では、臨床においてご本人の主観や感覚を確かめたいとき、どうすれば良いのでしょうか?

理学療法士がとるべき姿勢として、次の二つが大切だと考えています。

✅️正解も不正解もないことを繰り返し伝える

✅️2つの選択肢(Yes/No)の中間が存在することを認め、それを伝える

理学療法士が一貫してこのような姿勢をとり続けることによって、クライアントは少しずつ「自分の感覚を伝えても良いのかもしれない」と思ってくれると考えています。

そして、「まだハッキリわからないけれど、わからないということ、わかっているところまでを伝えてみよう」というところまで思っていただければ、臨床展開は大きく変わります。

運動の中で感じられる感覚というのは、言葉にするのは難しいものです。

考えというのも、言葉にするのは難しいです。

「痛いわけではないんだけど、なんとなく重たいような、深いところにドーンとくるような、そんな感じ」

このような訴えは実際のところ何なのかよくわからないのですが、感覚というのはこういうものではないでしょうか。

この感覚を『痛み』とか『筋感覚』とか『運動覚』とか、そういったものに当てはめようとしてしまうのが理学療法士の思考の偏りから生じるものだと思うのです。

クライアントが訴えた感覚をそのまま扱うというスタンスをとっても、問題はないのではないでしょうか?

クライアントがわからないなりに言葉を振り絞って伝えてくれた感覚です。

それをわざわざ理学療法士の言葉に置き換える必要があるのでしょうか?

「重たいような、深いところにドーンとくるような感じ」で良いじゃないですか。

大切なのは、その感覚がどのように変化していくかだと考えます。


まとめ

人は文化からそう簡単に逃れることはできません。

生まれ育った地の文化は思考や行動の根底にすり込まれ、その地を離れたとしても、完全に忘れることは難しいでしょう。

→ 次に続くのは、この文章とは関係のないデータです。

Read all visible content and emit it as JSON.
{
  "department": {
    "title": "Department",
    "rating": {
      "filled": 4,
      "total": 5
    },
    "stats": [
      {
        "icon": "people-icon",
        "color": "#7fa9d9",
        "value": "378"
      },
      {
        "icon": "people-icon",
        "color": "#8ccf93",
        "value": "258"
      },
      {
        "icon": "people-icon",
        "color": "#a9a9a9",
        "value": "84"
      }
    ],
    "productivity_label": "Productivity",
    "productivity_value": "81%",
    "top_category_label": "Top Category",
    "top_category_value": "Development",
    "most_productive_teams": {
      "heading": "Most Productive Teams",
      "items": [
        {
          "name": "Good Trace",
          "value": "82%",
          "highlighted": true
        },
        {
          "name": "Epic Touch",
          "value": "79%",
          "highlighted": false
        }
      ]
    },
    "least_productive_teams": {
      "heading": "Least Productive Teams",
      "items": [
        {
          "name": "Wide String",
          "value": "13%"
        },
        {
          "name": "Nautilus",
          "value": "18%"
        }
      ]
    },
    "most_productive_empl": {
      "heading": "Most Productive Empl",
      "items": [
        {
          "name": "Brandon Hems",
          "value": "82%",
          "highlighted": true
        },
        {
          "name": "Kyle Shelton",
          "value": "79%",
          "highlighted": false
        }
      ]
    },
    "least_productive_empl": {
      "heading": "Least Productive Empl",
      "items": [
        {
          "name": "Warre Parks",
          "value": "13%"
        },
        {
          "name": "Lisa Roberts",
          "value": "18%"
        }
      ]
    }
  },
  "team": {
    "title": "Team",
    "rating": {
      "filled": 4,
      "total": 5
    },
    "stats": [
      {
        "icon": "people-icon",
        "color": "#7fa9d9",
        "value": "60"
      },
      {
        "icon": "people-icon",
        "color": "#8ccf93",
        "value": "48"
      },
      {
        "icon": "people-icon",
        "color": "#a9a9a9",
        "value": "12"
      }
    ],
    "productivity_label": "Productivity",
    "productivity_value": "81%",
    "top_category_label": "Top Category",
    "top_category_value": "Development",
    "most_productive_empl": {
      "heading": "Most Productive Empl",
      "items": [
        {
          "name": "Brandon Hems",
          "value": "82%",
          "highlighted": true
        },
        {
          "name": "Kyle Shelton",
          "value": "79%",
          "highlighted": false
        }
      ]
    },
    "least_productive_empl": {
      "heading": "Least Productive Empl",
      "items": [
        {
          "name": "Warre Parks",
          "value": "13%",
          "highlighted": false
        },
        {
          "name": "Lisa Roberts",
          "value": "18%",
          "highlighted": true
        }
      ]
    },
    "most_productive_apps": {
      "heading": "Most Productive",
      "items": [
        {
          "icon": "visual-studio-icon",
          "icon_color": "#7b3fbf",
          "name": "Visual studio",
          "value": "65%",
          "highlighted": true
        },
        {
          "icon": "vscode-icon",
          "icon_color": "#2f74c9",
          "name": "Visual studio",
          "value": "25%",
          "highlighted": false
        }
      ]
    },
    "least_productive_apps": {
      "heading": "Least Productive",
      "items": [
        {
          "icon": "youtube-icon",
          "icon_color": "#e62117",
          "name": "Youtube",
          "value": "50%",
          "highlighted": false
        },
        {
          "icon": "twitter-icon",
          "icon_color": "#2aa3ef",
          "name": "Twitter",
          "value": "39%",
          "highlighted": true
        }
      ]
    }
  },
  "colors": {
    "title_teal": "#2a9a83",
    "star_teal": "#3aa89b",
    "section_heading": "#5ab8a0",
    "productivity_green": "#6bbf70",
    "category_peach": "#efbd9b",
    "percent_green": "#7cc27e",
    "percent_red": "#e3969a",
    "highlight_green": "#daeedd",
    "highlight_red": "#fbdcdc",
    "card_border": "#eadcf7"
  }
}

であるならば、それを認めた上で行動した方が良いのではないでしょうか。

『失敗すること』や『間違うこと』が怖いのは仕方の無いことかもしれません。

ただそれは、『わからないという状態』を認めないから、結論を急がれるから生じる怖さなのではないでしょうか。

臨床場面に当てはめて考えてきましたが、誰にとってもそうです。

自分自身のハッキリしない感覚や考えを誰かの言葉に無理矢理あてはめるのではなく、『よくわからないけどこんな感じ』『よくわからないけどこんな考え』という自分自身の感覚や考えを大切にしてください。

その『わからない状態』をそのまま置いておけば、そのうちわかってきたり、問題の解像度が上がって『わかるための方法』が見えてきたりするものだと思います。